Наконец мама заговорила:
— Что вы можете сделать? Только молиться Всемогущему.
Через некоторое время она добавила:
— Наш праотец Авраам тоже породил неевреев, целые народы.
— Ребецн, как вы думаете, не следует ли мне попросить совета у раввина? — с надеждой спросила женщина.
— Чем он может вам помочь? — усомнилась мама. — Раздайте деньги бедным. Если у вас хватит сил, поститесь. Но не делайте больше, чем позволяет ваше здоровье.
— Ребецн, говорят, что подобные дети становятся пожарными и им не разрешают жениться, чтобы они всегда, если позовут, готовы были броситься в огонь.
— Что? В таком случае он по крайней мере не породит неевреев.
— Ребецн, ему сейчас должно быть примерно сорок лет. Мне сказали, если зажечь сорок свечей и прочесть тайное заклинание, он умрет.
Мама содрогнулась.
— Кто это вам сказал? Жизнь и смерть в руках Бога. И в конце концов, он не виноват. В чем его вина? Есть выражение в Талмуде для таких, как он: «дитя, взятое в плен». Он не виноват. Разве во времена проклятого Хмельницкого не крестили многих еврейских детей? Счет ведет Всевышний. Тот, кто сказал вам про свечи, не понимал, что говорит! Нельзя молить о смерти кого бы то ни было — если только не знаешь наверняка, что этот человек порочный и творит зло…

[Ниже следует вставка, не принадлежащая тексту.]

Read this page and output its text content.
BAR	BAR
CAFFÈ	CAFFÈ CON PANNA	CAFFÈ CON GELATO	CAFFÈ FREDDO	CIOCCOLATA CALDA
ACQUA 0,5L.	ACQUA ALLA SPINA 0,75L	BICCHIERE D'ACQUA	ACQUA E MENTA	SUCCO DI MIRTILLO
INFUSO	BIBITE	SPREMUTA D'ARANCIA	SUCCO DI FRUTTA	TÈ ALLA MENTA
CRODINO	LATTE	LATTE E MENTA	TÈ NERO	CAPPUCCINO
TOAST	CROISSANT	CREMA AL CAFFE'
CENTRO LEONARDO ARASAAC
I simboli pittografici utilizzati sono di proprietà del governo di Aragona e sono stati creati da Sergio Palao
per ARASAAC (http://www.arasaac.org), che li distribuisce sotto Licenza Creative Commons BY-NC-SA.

— Откуда мне знать? Я, да простит меня Бог, знаю только, что жизнь моя горькая и мрачная. Иду по улице и смотрю на людей. Сердце мое, должно быть, крепче железа, раз оно еще не разбилось. Иду с одной улицы на другую, и каждый нееврей, проходящий мимо, кажется мне моим сыном. Я хочу побежать за ним, спросить его, но боюсь. Примут меня за сумасшедшую. Как я действительно не сошла с ума, одному Богу известно. Ребецн, если бы кто-нибудь заглянул мне в сердце, он содрогнулся бы!

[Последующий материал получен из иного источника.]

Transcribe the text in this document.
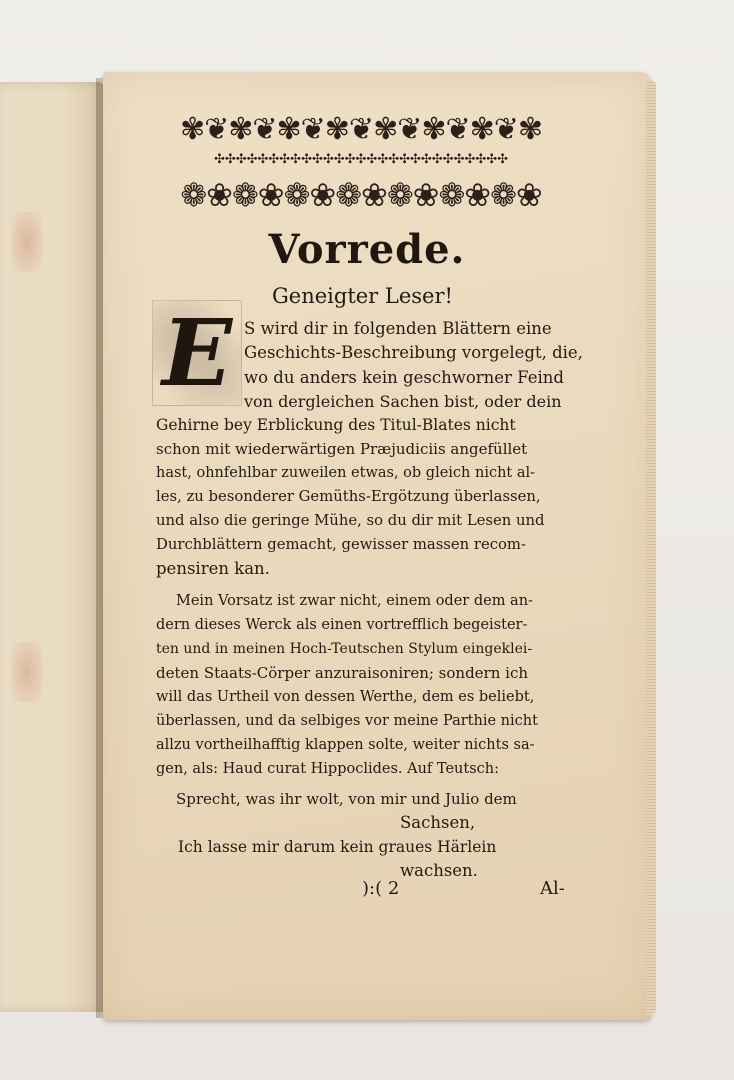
✾❦✾❦✾❦✾❦✾❦✾❦✾❦✾
✣✣✣✣✣✣✣✣✣✣✣✣✣✣✣✣✣✣✣✣✣✣✣✣✣✣✣
❁❀❁❀❁❀❁❀❁❀❁❀❁❀
Vorrede.
Geneigter Leser!
E S wird dir in folgenden Blättern eine
Geschichts-Beschreibung vorgelegt, die,
wo du anders kein geschworner Feind
von dergleichen Sachen bist, oder dein
Gehirne bey Erblickung des Titul-Blates nicht
schon mit wiederwärtigen Præjudiciis angefüllet
hast, ohnfehlbar zuweilen etwas, ob gleich nicht al-
les, zu besonderer Gemüths-Ergötzung überlassen,
und also die geringe Mühe, so du dir mit Lesen und
Durchblättern gemacht, gewisser massen recom-
pensiren kan.
Mein Vorsatz ist zwar nicht, einem oder dem an-
dern dieses Werck als einen vortrefflich begeister-
ten und in meinen Hoch-Teutschen Stylum eingeklei-
deten Staats-Cörper anzuraisoniren; sondern ich
will das Urtheil von dessen Werthe, dem es beliebt,
überlassen, und da selbiges vor meine Parthie nicht
allzu vortheilhafftig klappen solte, weiter nichts sa-
gen, als: Haud curat Hippoclides. Auf Teutsch:
Sprecht, was ihr wolt, von mir und Julio dem
Sachsen,
Ich lasse mir darum kein graues Härlein
wachsen.
):( 2	Al-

— Вы, я думаю, уже искупили свой грех.
— Что мне делать? Посоветуйте!
— Как это случилось? Где отец ребенка?
Женщина стала рассказывать более подробно. Деталей я уже не помню. Она была служанкой в богатом доме. Работник, который обещал жениться, соблазнил ее своими баснями, гладкими речами, а когда узнал, что она беременна, исчез. Разве для мужчины такое имеет значение? Она затем вышла замуж за вдовца. Тут женщина заговорила совсем тихо, почти шепотом. Мама слушала ее и кивала головой. Через некоторое время все-таки решили спросить совета у папы. Мама вошла в кабинет, чтобы подготовить его, объяснить, в чем дело. Вскоре до меня стали доноситься папины вздохи. Крохмальная улица не давала ему покоя своими постоянными тревогами и волнениями, невежеством.